La structure financière illustre la dépendance de la Serbie aux investissements étrangers directs : Eagle Hills détient 68 % de la coentreprise, le gouvernement serbe 32 %. Le partenaire émirati a injecté du capital, accordé des prêts à la coentreprise et même prêté 130 millions d’euros à l’État pour l’acquisition foncière de la zone. Au‑delà de l’image de carte postale, Belgrade Waterfront est donc aussi une opération financière sophistiquée qui s’inscrit dans une politique nationale de séduction des investisseurs par des régimes fiscaux et réglementaires très favorables.
Une vitrine urbaine déjà en partie réalisée
Une partie significative du projet est sortie de terre, modifiant profondément le paysage du centre de Belgrade. La tour Kula Belgrade, conçue par Skidmore, Owings & Merrill, culmine à 168 mètres et abrite l’hôtel The St. Regis Belgrade ainsi que des résidences haut de gamme. Sa façade média est devenue un support de spectacles lumineux et de feux d’artifice, notamment lors du réveillon.
Plus de 6 000 appartements ont été vendus dans les résidences portant la marque « BW » à Belgrade.
L’ensemble s’accompagne d’espaces publics spectaculaires : la Sava Promenada, promenade riveraine devenue lieu de sortie dominicale, Sava Park, primé à l’international en paysage, et la reconstruction de Sava Square, aujourd’hui la plus grande place du pays.
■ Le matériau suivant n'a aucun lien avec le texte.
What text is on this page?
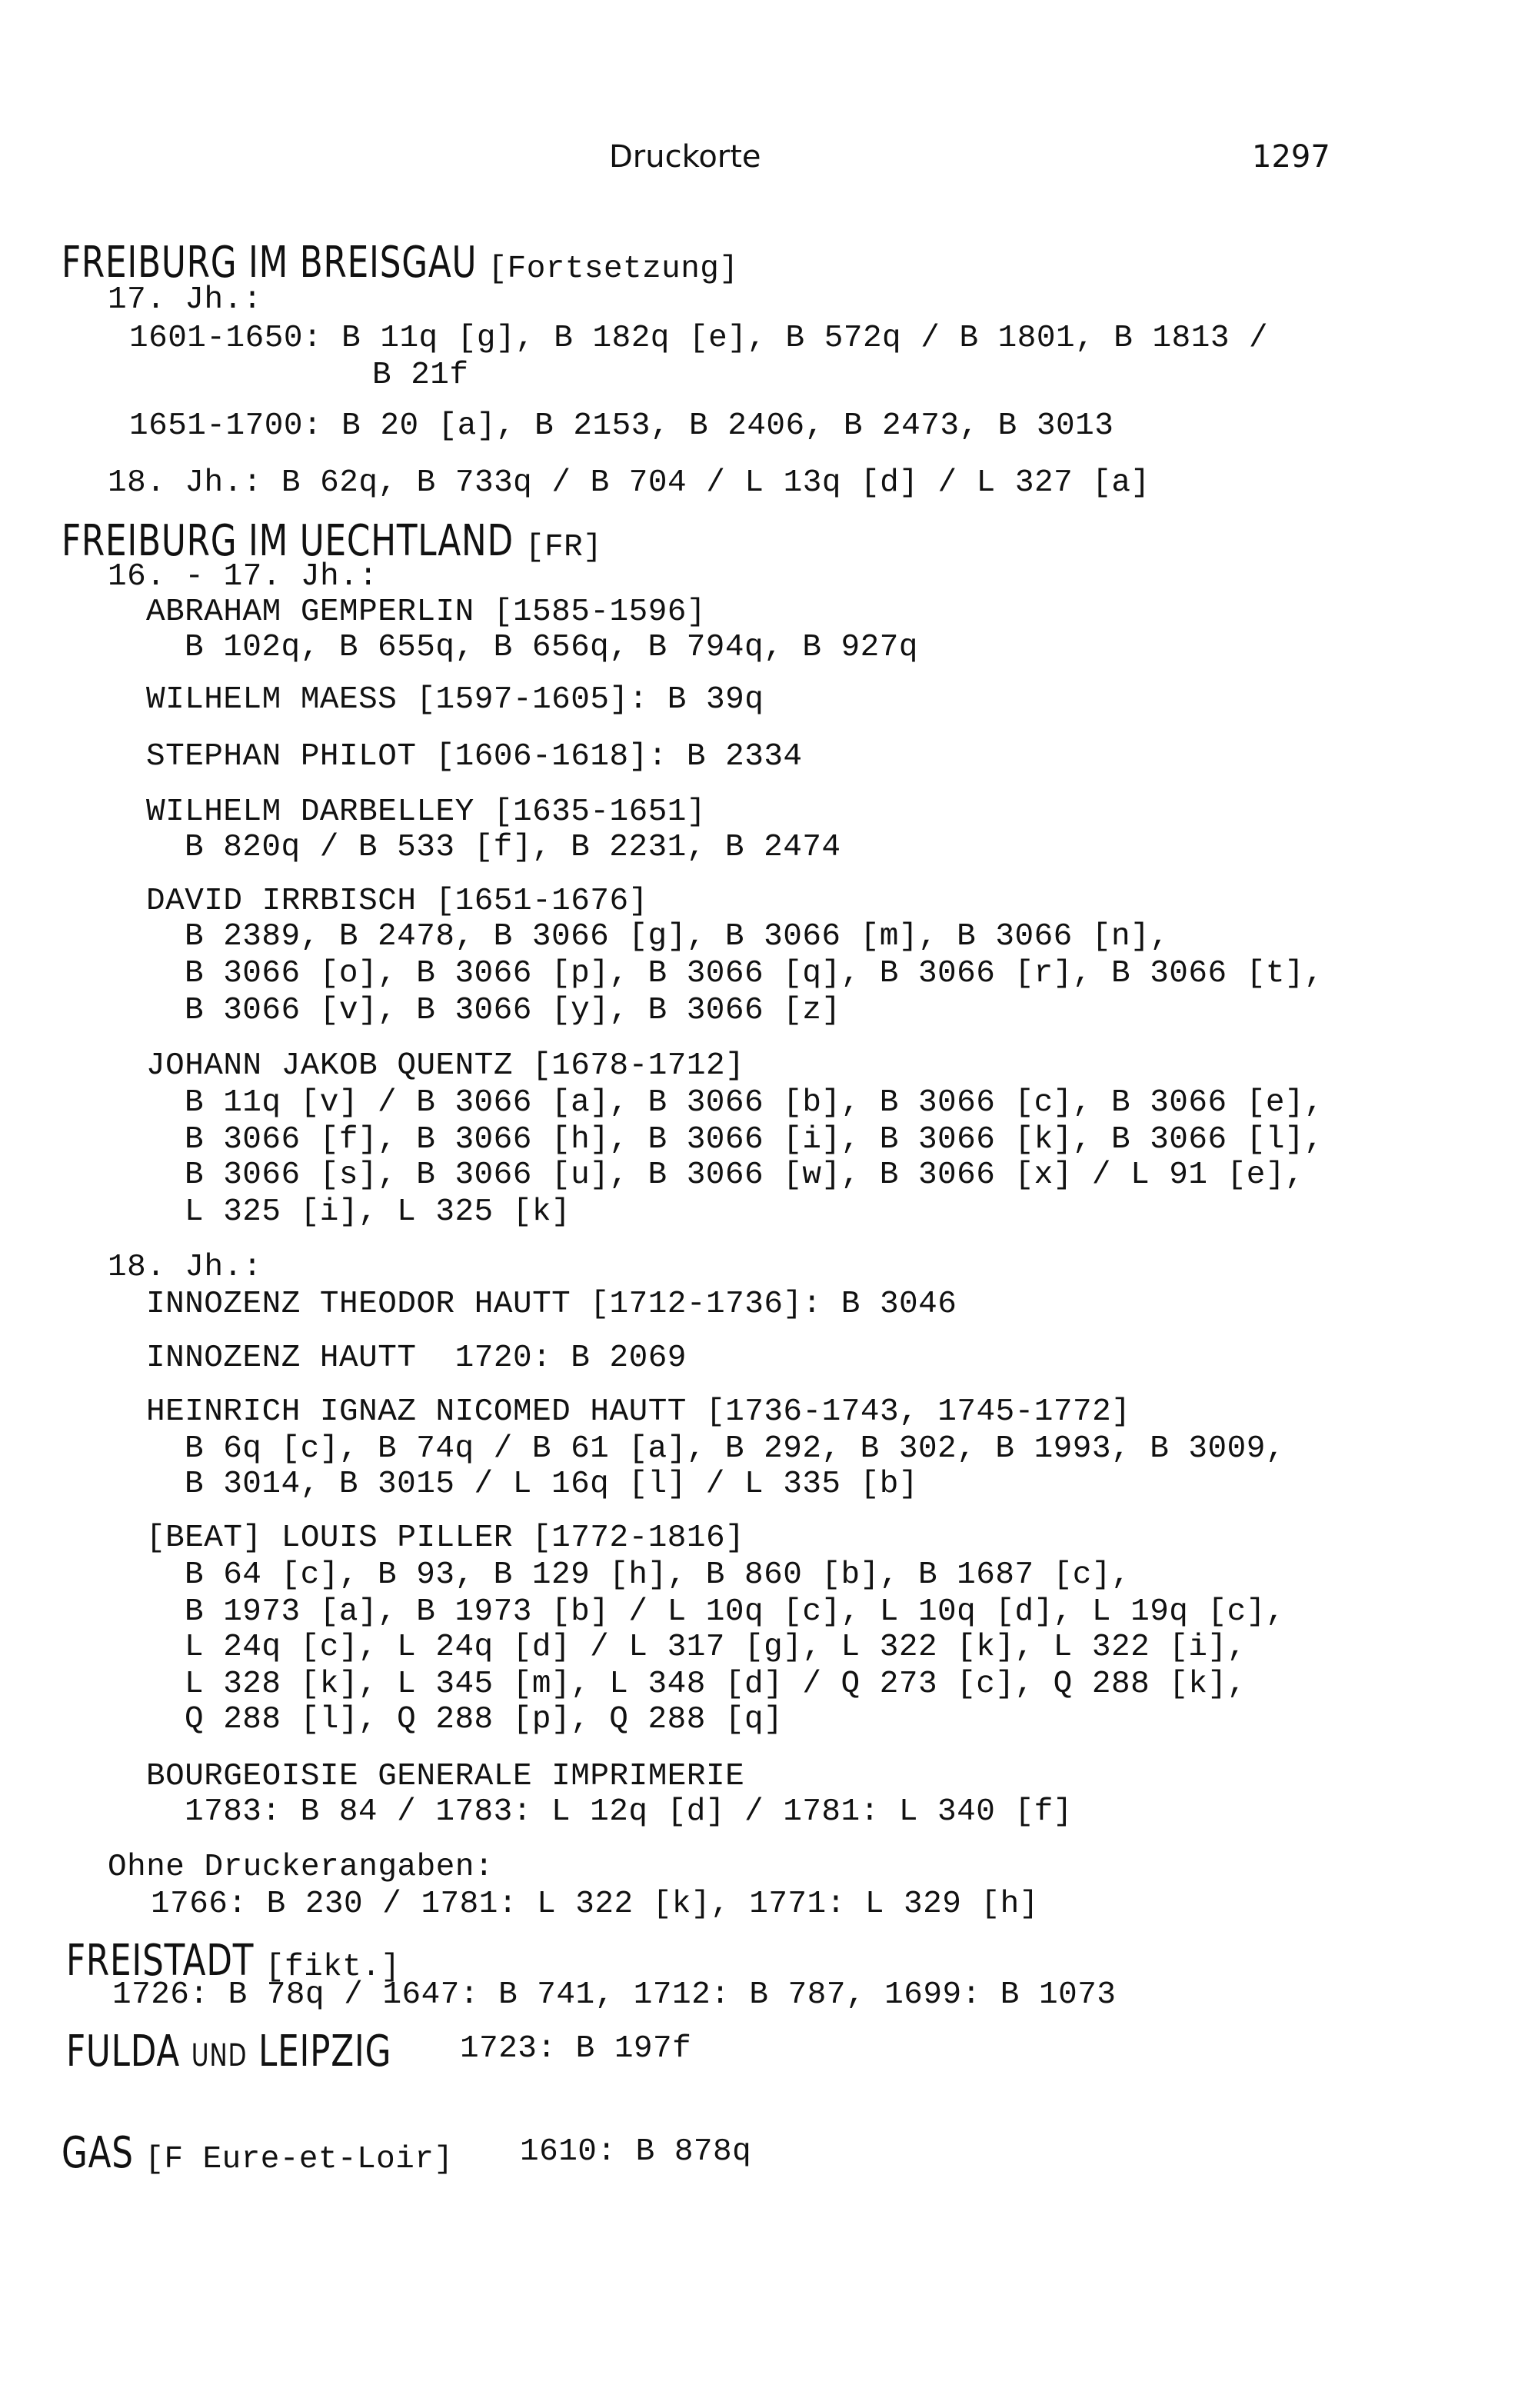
Druckorte	1297
FREIBURG IM BREISGAU [Fortsetzung]
17. Jh.:
1601-1650: B 11q [g], B 182q [e], B 572q / B 1801, B 1813 /
B 21f
1651-1700: B 20 [a], B 2153, B 2406, B 2473, B 3013
18. Jh.: B 62q, B 733q / B 704 / L 13q [d] / L 327 [a]
FREIBURG IM UECHTLAND [FR]
16. - 17. Jh.:
ABRAHAM GEMPERLIN [1585-1596]
B 102q, B 655q, B 656q, B 794q, B 927q
WILHELM MAESS [1597-1605]: B 39q
STEPHAN PHILOT [1606-1618]: B 2334
WILHELM DARBELLEY [1635-1651]
B 820q / B 533 [f], B 2231, B 2474
DAVID IRRBISCH [1651-1676]
B 2389, B 2478, B 3066 [g], B 3066 [m], B 3066 [n],
B 3066 [o], B 3066 [p], B 3066 [q], B 3066 [r], B 3066 [t],
B 3066 [v], B 3066 [y], B 3066 [z]
JOHANN JAKOB QUENTZ [1678-1712]
B 11q [v] / B 3066 [a], B 3066 [b], B 3066 [c], B 3066 [e],
B 3066 [f], B 3066 [h], B 3066 [i], B 3066 [k], B 3066 [l],
B 3066 [s], B 3066 [u], B 3066 [w], B 3066 [x] / L 91 [e],
L 325 [i], L 325 [k]
18. Jh.:
INNOZENZ THEODOR HAUTT [1712-1736]: B 3046
INNOZENZ HAUTT  1720: B 2069
HEINRICH IGNAZ NICOMED HAUTT [1736-1743, 1745-1772]
B 6q [c], B 74q / B 61 [a], B 292, B 302, B 1993, B 3009,
B 3014, B 3015 / L 16q [l] / L 335 [b]
[BEAT] LOUIS PILLER [1772-1816]
B 64 [c], B 93, B 129 [h], B 860 [b], B 1687 [c],
B 1973 [a], B 1973 [b] / L 10q [c], L 10q [d], L 19q [c],
L 24q [c], L 24q [d] / L 317 [g], L 322 [k], L 322 [i],
L 328 [k], L 345 [m], L 348 [d] / Q 273 [c], Q 288 [k],
Q 288 [l], Q 288 [p], Q 288 [q]
BOURGEOISIE GENERALE IMPRIMERIE
1783: B 84 / 1783: L 12q [d] / 1781: L 340 [f]
Ohne Druckerangaben:
1766: B 230 / 1781: L 322 [k], 1771: L 329 [h]
FREISTADT [fikt.]
1726: B 78q / 1647: B 741, 1712: B 787, 1699: B 1073
FULDA UND LEIPZIG 1723: B 197f
GAS [F Eure-et-Loir] 1610: B 878q
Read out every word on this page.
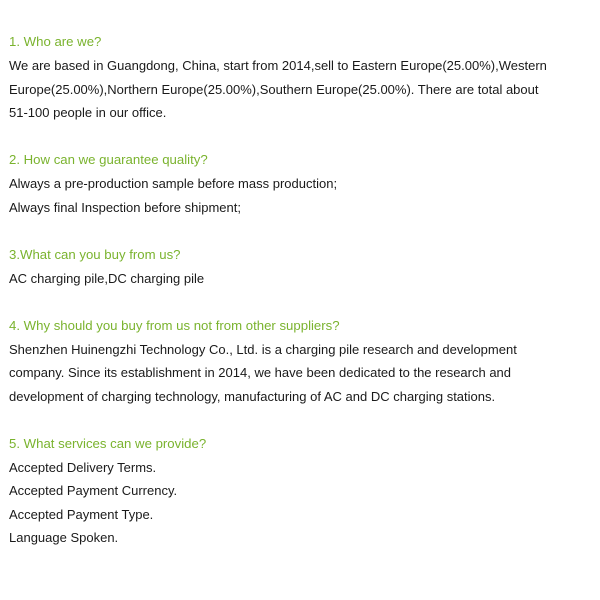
1. Who are we?

We are based in Guangdong, China, start from 2014,sell to Eastern Europe(25.00%),Western

Europe(25.00%),Northern Europe(25.00%),Southern Europe(25.00%). There are total about

51-100 people in our office.

2. How can we guarantee quality?

Always a pre-production sample before mass production;

Always final Inspection before shipment;

3.What can you buy from us?

AC charging pile,DC charging pile

4. Why should you buy from us not from other suppliers?

Shenzhen Huinengzhi Technology Co., Ltd. is a charging pile research and development

company. Since its establishment in 2014, we have been dedicated to the research and

development of charging technology, manufacturing of AC and DC charging stations.

5. What services can we provide?

Accepted Delivery Terms.

Accepted Payment Currency.

Accepted Payment Type.

Language Spoken.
Des bâtiments patrimoniaux ont été restaurés, comme l’historique Hôtel Bristol, rebaptisé The Bristol Belgrade, ou l’ancienne poste monumentale de la place de la gare. Des équipements publics, notamment une école primaire et un jardin d’enfants publics, ont été livrés dans l’arrière‑plan de la gare désaffectée.
Une extension massive, au cœur des controverses urbaines
Alors que la première phase continue de se densifier, Belgrade Waterfront entre dans une nouvelle étape décisive : l’extension de son périmètre à 330 hectares, via une révision du plan de zone spéciale en cours d’examen public. Cette extension embrasse plusieurs communes centrales (Savski Venac, Stari Grad, Novi Beograd, Čukarica) et intègre des lieux hautement symboliques, comme le complexe du Belgrade Fair, la terrasse de Terazije, la baie de Čukarica ou encore le corridor de la rivière Topčider.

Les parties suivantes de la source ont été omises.